徐有容雖然對於孫立恩的舉動有些不解,但多次實踐已經證明了孫立恩的判斷絕大部分時間都是準確的。更何況,至少在這種時候拉個心電圖並不是什麽太難以接受的事情。

結果半分鍾後,在心電圖提示的經典後壁梗死變化下,這名患者被勒令躺在**別動。而主管胸痛中心的曹嚴華醫生則被緊急呼喚到了患者床旁。

那是一例非常不典型的心梗。

吃一塹長一智,徐有容現在對於急腹症患者的第一反應都是先拉個心電圖看看。看得出來,之前那位患者的情況確實讓她印象非常深刻。

而馬永芳目前的問題比較細碎,她正在處理一名酮症酸中毒的病人,患者血糖高達54.2mmol/L,意識不清且呼吸帶有爛蘋果味,這個症狀非常典型。
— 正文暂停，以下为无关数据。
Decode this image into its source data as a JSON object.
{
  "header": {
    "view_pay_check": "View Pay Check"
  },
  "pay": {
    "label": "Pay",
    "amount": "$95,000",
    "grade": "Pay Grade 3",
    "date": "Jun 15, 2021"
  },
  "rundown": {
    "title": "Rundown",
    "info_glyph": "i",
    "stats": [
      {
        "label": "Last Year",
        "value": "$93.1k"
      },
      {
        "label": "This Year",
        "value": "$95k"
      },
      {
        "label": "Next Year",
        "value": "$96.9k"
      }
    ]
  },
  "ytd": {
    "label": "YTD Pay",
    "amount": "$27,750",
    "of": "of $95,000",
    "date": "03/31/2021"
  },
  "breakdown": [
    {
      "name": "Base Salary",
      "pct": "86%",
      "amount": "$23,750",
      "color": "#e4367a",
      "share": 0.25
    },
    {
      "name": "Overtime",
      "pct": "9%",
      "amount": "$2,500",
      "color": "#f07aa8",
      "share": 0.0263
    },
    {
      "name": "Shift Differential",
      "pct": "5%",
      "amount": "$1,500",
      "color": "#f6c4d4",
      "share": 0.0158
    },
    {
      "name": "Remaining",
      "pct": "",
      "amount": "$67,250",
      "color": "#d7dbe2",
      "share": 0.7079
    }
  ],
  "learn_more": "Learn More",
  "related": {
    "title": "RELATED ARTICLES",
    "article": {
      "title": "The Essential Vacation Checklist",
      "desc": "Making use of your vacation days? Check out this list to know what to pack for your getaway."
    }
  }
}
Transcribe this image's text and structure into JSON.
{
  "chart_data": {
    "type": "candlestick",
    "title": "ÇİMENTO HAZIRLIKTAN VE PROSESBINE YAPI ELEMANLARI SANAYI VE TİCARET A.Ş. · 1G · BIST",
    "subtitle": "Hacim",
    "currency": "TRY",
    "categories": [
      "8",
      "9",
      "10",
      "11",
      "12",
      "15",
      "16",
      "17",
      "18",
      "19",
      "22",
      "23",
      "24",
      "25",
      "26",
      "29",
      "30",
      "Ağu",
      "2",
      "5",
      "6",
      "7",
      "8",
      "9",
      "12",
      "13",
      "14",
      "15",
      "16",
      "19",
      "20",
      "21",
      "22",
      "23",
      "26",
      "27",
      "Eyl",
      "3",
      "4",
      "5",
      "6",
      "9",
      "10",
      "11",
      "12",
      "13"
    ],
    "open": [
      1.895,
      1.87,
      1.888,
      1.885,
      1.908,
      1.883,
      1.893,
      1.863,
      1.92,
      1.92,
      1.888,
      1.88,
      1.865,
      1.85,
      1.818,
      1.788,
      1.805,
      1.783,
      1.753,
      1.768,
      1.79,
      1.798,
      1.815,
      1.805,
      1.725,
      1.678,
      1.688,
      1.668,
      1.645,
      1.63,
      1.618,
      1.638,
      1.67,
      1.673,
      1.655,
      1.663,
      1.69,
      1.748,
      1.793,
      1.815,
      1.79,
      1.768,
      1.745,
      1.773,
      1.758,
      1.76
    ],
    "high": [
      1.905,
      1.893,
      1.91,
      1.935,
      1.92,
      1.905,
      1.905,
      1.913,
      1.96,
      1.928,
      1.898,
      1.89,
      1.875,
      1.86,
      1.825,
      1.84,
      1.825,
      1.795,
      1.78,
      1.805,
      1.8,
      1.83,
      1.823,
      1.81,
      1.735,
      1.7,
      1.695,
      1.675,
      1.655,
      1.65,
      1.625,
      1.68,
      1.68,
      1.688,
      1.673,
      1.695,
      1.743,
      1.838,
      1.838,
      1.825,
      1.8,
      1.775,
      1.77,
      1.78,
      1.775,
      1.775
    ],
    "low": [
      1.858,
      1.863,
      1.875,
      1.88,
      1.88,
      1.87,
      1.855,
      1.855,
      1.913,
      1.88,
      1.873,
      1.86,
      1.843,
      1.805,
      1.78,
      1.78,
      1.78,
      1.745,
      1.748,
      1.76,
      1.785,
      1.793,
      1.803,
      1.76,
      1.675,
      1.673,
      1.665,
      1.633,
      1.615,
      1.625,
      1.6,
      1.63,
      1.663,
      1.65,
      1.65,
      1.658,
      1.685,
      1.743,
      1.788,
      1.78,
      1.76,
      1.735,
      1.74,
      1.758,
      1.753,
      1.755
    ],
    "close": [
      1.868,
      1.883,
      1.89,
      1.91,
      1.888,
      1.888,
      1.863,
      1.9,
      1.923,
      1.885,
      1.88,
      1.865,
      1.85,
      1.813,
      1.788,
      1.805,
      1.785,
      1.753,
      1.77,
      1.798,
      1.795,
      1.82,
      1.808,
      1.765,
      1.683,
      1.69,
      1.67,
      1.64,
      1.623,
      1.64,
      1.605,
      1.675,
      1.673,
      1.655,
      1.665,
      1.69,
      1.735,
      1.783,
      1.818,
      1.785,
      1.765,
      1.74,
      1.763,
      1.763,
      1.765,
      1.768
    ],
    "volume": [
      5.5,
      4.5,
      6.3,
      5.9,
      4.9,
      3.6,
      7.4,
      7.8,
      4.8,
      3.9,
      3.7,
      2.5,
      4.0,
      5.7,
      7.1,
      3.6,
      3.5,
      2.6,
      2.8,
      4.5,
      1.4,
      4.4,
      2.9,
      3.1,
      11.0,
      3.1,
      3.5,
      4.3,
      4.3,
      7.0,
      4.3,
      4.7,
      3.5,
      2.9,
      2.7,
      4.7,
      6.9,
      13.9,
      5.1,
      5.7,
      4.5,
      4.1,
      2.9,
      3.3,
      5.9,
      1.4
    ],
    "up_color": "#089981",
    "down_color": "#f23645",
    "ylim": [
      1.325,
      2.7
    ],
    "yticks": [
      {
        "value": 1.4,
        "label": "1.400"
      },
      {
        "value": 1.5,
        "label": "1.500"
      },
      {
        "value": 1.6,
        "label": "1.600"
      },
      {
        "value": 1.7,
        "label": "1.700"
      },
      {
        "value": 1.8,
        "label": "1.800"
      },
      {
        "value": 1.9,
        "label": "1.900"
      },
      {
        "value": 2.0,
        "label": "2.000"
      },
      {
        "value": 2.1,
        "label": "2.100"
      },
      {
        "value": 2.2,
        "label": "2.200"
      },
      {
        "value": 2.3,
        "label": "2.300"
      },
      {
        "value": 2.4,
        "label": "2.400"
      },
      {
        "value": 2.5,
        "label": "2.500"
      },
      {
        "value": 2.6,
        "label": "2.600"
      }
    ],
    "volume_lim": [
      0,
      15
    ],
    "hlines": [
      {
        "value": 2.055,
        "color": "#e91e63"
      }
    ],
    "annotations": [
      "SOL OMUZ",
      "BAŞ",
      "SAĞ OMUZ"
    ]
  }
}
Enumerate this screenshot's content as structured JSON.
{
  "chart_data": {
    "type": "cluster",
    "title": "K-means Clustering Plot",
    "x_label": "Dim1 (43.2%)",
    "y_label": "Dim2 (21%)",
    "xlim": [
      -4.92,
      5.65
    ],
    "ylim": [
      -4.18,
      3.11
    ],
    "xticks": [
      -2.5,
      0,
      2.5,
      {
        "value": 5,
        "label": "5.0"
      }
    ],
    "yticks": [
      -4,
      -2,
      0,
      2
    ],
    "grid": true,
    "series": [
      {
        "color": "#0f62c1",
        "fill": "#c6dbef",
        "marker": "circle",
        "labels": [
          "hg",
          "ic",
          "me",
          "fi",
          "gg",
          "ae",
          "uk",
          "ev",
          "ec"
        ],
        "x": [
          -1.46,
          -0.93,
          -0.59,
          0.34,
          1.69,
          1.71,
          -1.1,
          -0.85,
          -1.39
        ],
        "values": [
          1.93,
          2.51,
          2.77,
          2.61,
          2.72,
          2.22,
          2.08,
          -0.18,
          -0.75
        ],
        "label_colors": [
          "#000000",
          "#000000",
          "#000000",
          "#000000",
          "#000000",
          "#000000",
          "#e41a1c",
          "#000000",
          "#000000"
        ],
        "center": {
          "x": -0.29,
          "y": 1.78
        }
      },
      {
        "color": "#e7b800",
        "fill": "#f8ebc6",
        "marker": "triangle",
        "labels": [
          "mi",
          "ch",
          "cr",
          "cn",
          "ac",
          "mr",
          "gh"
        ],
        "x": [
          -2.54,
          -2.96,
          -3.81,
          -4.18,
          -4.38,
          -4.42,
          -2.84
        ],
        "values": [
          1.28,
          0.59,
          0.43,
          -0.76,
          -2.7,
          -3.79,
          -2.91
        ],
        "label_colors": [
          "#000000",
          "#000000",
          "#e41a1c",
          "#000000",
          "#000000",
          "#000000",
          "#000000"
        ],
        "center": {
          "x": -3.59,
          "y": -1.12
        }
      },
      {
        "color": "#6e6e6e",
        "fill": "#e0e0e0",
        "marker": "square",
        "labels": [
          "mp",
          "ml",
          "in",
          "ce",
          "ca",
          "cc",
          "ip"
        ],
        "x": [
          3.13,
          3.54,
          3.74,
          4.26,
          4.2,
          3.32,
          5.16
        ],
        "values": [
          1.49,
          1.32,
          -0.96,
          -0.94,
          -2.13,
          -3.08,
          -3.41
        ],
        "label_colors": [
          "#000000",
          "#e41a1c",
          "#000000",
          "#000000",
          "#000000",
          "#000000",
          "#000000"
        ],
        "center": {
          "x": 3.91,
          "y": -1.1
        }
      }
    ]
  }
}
雖然典型……但一個人對酮症酸中毒的患者進行救治是一件非常困難的事情,更讓人頭疼的是,這名三十七歲的男性患者之前並沒有一型糖尿病或者二型糖尿病的病史。他最近一次檢查身體還是在去年十一月底,當時的隨機血糖和糖化血紅蛋白水平都是正常。

讓馬永芳比較擔心的就是這個事兒。酮症酸中毒一般出現在首次確診的一型糖尿病患者身上,而三十七歲首次確診確實非常少見。

更何況一型糖尿病患者從發病到確診,往往需要大約六個月的進展。從胰島分泌胰島素減少,到高血糖症狀徹底表現出來,這個過程是需要時間的。

而去年十一月底到現在僅有四個月,就算是發病較急驟的一型糖尿病也需要時間才能產生。

馬永芳一邊對患者進行著胰島素泵入,一邊緊急開通靜脈通道對患者補液,同時還在一邊打電話叫護士過來幫忙。她的診室那邊還有好幾個病人等著問診,實在是忙不過來了。

先把血糖和酮症控製下來,然後才要頭疼這名患者的糖尿病到底是怎麽回事——反正肯定是輕鬆不了的。

現在還能接診患者的就剩下了袁平安和陳學榮。陳學榮之前把手頭上的主動脈夾層患者轉到搶救室的布魯恩手裏之後,接下來遇到的病人分別是過敏性休克、咳血和顱內高壓危象。過敏性休克的這位患者相對好處理一點,緊急皮下注射腎上腺素,氫化可的鬆400mg並給與吸氧治療就行。而咳血的這位病人由於咳血量比較大,被給與了速推10%垂體後葉素5個單位進行快速處理。其他的檢查一概沒做。

顱內高壓危象的病人就更麻煩一點,除了使用20%甘露醇200ml靜脈滴注以外,同時還進行了呋塞米注射,並且快速靜推10mg地塞米鬆。現在他根本不敢讓病人脫身去搞什麽CT檢查,先把顱內壓降下來再說——這患者左右兩側瞳孔都不等大,而且瞳孔對光反射也不太好。

袁平安那邊接連分到了好幾名骨折的病人,好在他的運氣不錯,沒有遇到骨膜筋室綜合征的病例。在處理完了今天上午的最後一名病人之後,他立刻馬不停蹄的趕往搶救室——陳學榮手頭上的那個顱內高壓危象的病人需要會診,而現在距離會診請求發發出已經三分鍾了。

整個北湖醫院的急診診室裏,一片兵荒馬亂。